When FORCE_CRL_CHECK is enabled, the system is configured to trigger a CRL validation process where the server's certificate is intentionally revoked.
Important Behavior:
- Handshake Failure: Because the certificate is revoked, the TLS handshake will not complete successfully.
- MQTT Limitation: Since the handshake fails, the device cannot establish a secure connection to the MQTT broker. Consequently, benchmark data for CRL validation is not published to the MQTT channel.
- Data Collection: To obtain the CRL validation benchmark, you must monitor the Serial/Terminal output directly.
- Software PQ (Post-Quantum): Does not support CRL validation.
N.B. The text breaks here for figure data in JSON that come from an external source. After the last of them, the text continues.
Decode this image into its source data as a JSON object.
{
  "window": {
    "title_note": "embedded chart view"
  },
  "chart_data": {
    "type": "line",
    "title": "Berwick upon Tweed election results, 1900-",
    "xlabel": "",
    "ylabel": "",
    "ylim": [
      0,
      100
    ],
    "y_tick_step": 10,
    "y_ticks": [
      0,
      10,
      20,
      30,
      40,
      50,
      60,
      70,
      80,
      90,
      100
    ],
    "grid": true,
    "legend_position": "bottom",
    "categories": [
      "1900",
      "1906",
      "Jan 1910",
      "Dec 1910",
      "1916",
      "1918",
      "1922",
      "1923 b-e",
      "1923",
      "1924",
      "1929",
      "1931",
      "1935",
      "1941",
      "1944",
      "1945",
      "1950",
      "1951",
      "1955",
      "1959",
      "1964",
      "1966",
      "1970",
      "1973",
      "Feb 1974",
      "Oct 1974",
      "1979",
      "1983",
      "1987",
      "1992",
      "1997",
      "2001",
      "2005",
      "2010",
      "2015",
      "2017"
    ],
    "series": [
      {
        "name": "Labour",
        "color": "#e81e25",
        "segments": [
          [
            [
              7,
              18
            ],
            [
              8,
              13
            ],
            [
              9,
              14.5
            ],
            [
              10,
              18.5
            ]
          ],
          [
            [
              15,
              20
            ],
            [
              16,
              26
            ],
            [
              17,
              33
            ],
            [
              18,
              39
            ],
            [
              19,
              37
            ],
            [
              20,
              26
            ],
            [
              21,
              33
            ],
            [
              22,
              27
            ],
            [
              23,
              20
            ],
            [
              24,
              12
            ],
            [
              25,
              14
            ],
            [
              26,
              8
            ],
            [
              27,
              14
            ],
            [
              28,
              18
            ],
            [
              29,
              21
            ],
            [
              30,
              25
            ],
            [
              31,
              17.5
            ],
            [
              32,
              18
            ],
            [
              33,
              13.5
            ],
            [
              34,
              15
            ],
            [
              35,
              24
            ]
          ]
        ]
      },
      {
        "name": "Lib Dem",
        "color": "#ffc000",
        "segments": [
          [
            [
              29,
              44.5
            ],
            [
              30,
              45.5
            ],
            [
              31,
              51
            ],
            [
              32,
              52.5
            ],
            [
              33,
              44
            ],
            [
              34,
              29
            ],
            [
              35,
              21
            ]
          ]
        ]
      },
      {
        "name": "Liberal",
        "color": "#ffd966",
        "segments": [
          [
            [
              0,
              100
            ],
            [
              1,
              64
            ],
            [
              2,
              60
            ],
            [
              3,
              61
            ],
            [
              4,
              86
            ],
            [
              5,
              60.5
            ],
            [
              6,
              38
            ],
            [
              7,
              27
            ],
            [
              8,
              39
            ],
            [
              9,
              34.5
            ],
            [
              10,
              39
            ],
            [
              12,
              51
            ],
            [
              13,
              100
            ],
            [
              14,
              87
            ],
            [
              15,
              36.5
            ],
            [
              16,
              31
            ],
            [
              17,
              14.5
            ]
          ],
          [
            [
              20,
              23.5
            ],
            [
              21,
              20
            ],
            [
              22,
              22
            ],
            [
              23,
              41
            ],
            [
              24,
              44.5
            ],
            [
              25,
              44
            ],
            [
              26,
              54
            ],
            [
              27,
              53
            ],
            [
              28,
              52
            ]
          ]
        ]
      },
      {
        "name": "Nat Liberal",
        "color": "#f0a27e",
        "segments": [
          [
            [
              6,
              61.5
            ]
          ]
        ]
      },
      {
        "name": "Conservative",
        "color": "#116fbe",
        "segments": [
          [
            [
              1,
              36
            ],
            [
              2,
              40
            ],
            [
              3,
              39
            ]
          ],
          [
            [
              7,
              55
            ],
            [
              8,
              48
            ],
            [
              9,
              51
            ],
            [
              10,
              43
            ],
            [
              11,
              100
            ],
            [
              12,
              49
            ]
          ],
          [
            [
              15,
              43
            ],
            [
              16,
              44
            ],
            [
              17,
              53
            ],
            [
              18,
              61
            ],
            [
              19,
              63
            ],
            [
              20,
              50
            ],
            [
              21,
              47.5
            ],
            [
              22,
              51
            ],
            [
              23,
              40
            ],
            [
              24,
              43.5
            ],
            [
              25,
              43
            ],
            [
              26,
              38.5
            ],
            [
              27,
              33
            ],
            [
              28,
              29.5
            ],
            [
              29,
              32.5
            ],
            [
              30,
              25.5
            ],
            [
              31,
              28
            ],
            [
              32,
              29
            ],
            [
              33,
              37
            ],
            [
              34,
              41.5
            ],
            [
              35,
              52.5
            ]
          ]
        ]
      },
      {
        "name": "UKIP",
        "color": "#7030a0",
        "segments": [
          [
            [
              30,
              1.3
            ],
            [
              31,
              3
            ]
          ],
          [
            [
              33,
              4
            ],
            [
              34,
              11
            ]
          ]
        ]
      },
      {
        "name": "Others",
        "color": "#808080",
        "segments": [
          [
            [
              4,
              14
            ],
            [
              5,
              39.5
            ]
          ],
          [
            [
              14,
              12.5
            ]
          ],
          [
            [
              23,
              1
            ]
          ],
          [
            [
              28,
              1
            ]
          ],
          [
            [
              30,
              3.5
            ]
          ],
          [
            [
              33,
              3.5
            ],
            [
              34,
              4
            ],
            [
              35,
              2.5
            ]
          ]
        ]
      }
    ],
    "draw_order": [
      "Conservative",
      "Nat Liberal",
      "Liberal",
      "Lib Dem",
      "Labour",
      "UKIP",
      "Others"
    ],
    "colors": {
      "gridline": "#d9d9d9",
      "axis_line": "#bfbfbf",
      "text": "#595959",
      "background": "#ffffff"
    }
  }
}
The memory footprint required to store all necessary data in flash memory exceeds available capacity.
The benchmark results are delivered through two channels: MQTT and the Terminal.
The MQTT client connects to the configured broker and publishes benchmark data to a dedicated channel:
- Topic:
<DEVICE_NAME>/benchmark(e.g.,sfc10002/benchmark) - Payload: Contains the benchmark metrics collected during the TLS handshake and cryptographic operations.
If the publication fails, the client will close the session and attempt to reconnect.
The benchmark results are also printed to the terminal in the following format:
#############################################
Benchmarks <Classic|Hybrid PQ> <HW|SW>
Connected in <total_handshake_us> us
Server Cert parsing <server_crt_parse_us> us
CRL verified in <crl_verify_us> us
#############################################
- Benchmarks Type: Displays whether the execution used Classic or Hybrid PQ algorithms, and whether it was Hardware (HW) or Software (SW) accelerated.
- Connected in: Total time taken for the TLS handshake in microseconds.
- Server Cert parsing: Time spent parsing the server's certificate.
- CRL verified in: Time spent performing the Certificate Revocation List check.